TEMPO.CO, Jakarta - Survei Lembaga survei Y-Publica pada 13-23 Agustus 2018 menyatakan pasangan Jokowi dan Ma’ruf Amin unggul dalam kategori pemilih berdasarkan jenis kelamin. Pasangan ini mendapatkan suara 51,2 persen dari pemilih perempuan, sedangkan pasangan Prabowo – Sandiaga Uno mendapatkan 35,9 persen.
Untuk pemilih laki-laki pasangan Jokowi- Ma’ruf juga unggul 50,5 persen dibanding Prabowo – Sandiaga dengan persentase 29,8 persen. “Elektabilitas pasangan Jokowi - Ma'ruf Amin hampir dua kali lipat dari Prabowo - Sandiaga," kata Direktur Eksekutif Y-Publica Rudi Hartono di Bakoel Coffee, Jakarta, Senin, 3 September 2018.
Baca: Jokowi: Satu Ditambah Satu Ditambah Satu Ditambah Satu Berapa?
Elektabilitas Jokowi - Ma'ruf mencapai 52,7 persen, adapun Prabowo - Sandiaga hanya 28,6 persen. Sebanyak 18,7 persen responden menyatakan belum memutuskan pilihan mereka di pemilu presiden 2019.
Survei Y-Publica menggunakan metode kuantitatif dengan 1.200 responden yang dipilih secara acak bertingkat (multistage random sampling). Mereka mewakili 120 desa dari 34 provinsi di Indonesia.
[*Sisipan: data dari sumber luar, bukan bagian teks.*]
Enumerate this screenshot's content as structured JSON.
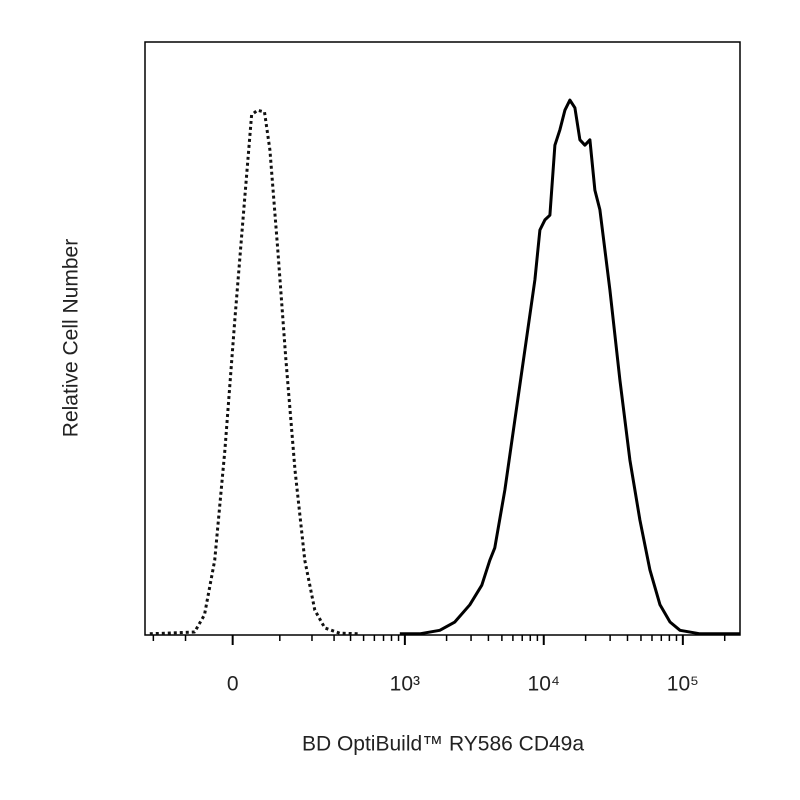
{
  "chart_data": {
    "type": "line",
    "xscale": "biexponential",
    "xlabel": "BD OptiBuild™ RY586 CD49a",
    "ylabel": "Relative Cell Number",
    "xlim": [
      -234,
      257600
    ],
    "ylim": [
      0,
      100
    ],
    "xticks": [
      0,
      {
        "value": 1000,
        "label": "10³"
      },
      {
        "value": 10000,
        "label": "10⁴"
      },
      {
        "value": 100000,
        "label": "10⁵"
      }
    ],
    "xminorticks": [
      -200,
      -100,
      100,
      200,
      300,
      400,
      500,
      600,
      700,
      800,
      900,
      2000,
      3000,
      4000,
      5000,
      6000,
      7000,
      8000,
      9000,
      20000,
      30000,
      40000,
      50000,
      60000,
      70000,
      80000,
      90000,
      200000
    ],
    "series": [
      {
        "color": "#111111",
        "dash": "dotted",
        "x": [
          -214,
          -78,
          -56,
          -35,
          -15,
          4,
          23,
          37,
          49,
          64,
          76,
          95,
          116,
          142,
          174,
          211,
          254,
          331,
          469
        ],
        "values": [
          0.2,
          0.5,
          3.4,
          12.6,
          31.2,
          53.1,
          73.4,
          87.7,
          88.5,
          88.2,
          81.8,
          64.9,
          46.4,
          27.8,
          12.6,
          4.2,
          1.2,
          0.3,
          0.2
        ]
      },
      {
        "color": "#000000",
        "dash": "solid",
        "x": [
          919,
          1282,
          1788,
          2293,
          2939,
          3587,
          4096,
          4449,
          5253,
          6199,
          7315,
          8634,
          9380,
          10190,
          11070,
          12020,
          13060,
          14190,
          15420,
          16750,
          18180,
          19750,
          21460,
          23310,
          25330,
          29900,
          35290,
          41660,
          49140,
          58000,
          68490,
          80820,
          95380,
          132800,
          257600
        ],
        "values": [
          0.2,
          0.2,
          0.8,
          2.2,
          5.1,
          8.4,
          12.6,
          14.7,
          24.5,
          36.3,
          48.1,
          59.9,
          68.3,
          70.0,
          70.8,
          82.6,
          85.2,
          88.5,
          90.2,
          88.9,
          83.5,
          82.6,
          83.5,
          75.0,
          71.7,
          58.2,
          43.0,
          29.5,
          19.4,
          11.0,
          5.1,
          2.2,
          0.8,
          0.2,
          0.2
        ]
      }
    ]
  }
}
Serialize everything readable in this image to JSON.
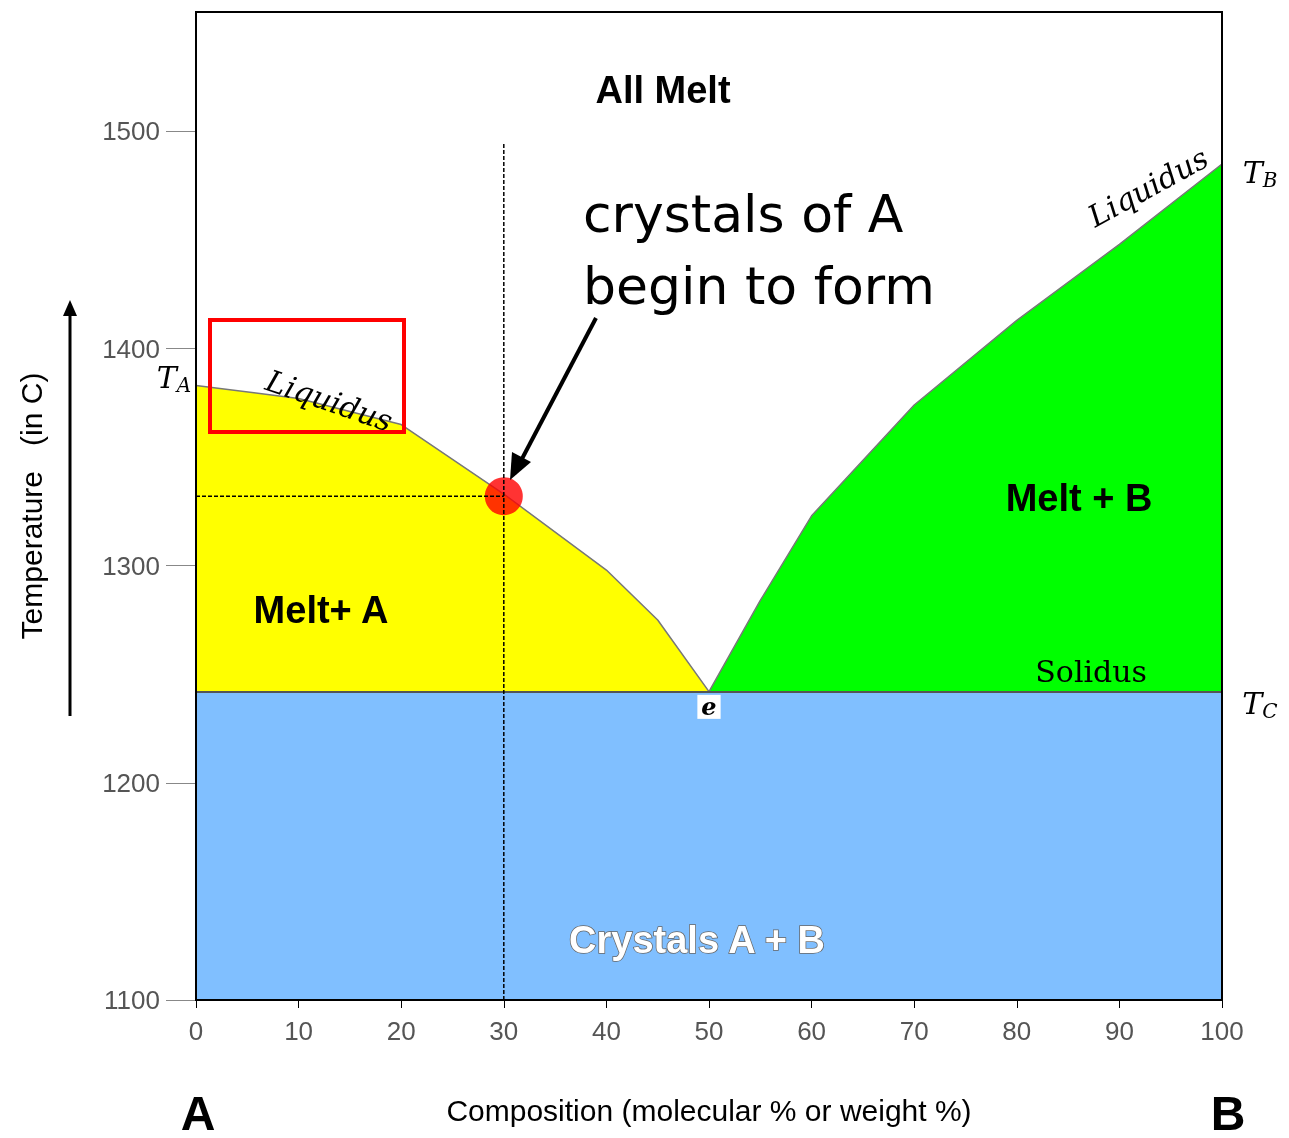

Baca: Pengadangan #2019GantiPresiden, Jokowi: Demokrasi Ada Batasnya
Survei dilakukan melalui wawancara tatap muka. Responden terpilih disurvei menggunakan kuisioner. Pengambilan data dilakukan pada 13-23 Agustus 2018. Margin of error survei ini sebesar 2,98 persen dengan tingkat kepercayaan 95 persen.
Dalam kategori pemilih berdasarkan agama, Jokowi - Ma’ruf juga mengungguli Prabowo - Sandiaga. Untuk kategori pemilih muslim, kata Rudi, sebanyak 54,6 persen di antaranya mendukung Jokowi - Ma'ruf, sedangkan Prabowo-Sandiaga didukung 29,3 persen responden.
Simak: Pelukan di Final Pencak Silat, Jokowi: Terima ...
Untuk pemilih non-muslim, persentase pasangan jokowi-Ma’ruf dan Prabowo-Sandiaga terpaut 10 persen, meski Jokowi - Ma’ruf yang unggul dengan persentase 49,2 persen. Namun, Prabowo-Sandiaga mengalami peningkatan elektabilitas menjadi sebesar 39,7 persen.
Rudi memperkirakan penurunan dukungan dari pemilih non-Islam karena Ma'ruf Amin dinilai konservatif dan cenderung sektarian. Salah satunya menyarankan umat Islam untuk tidak mengucapkan selamat Natal serta sikapnya terhadap kasus mantan Gubernur DKI Jakarta Basuki Tjahaja Purnama atau Ahok.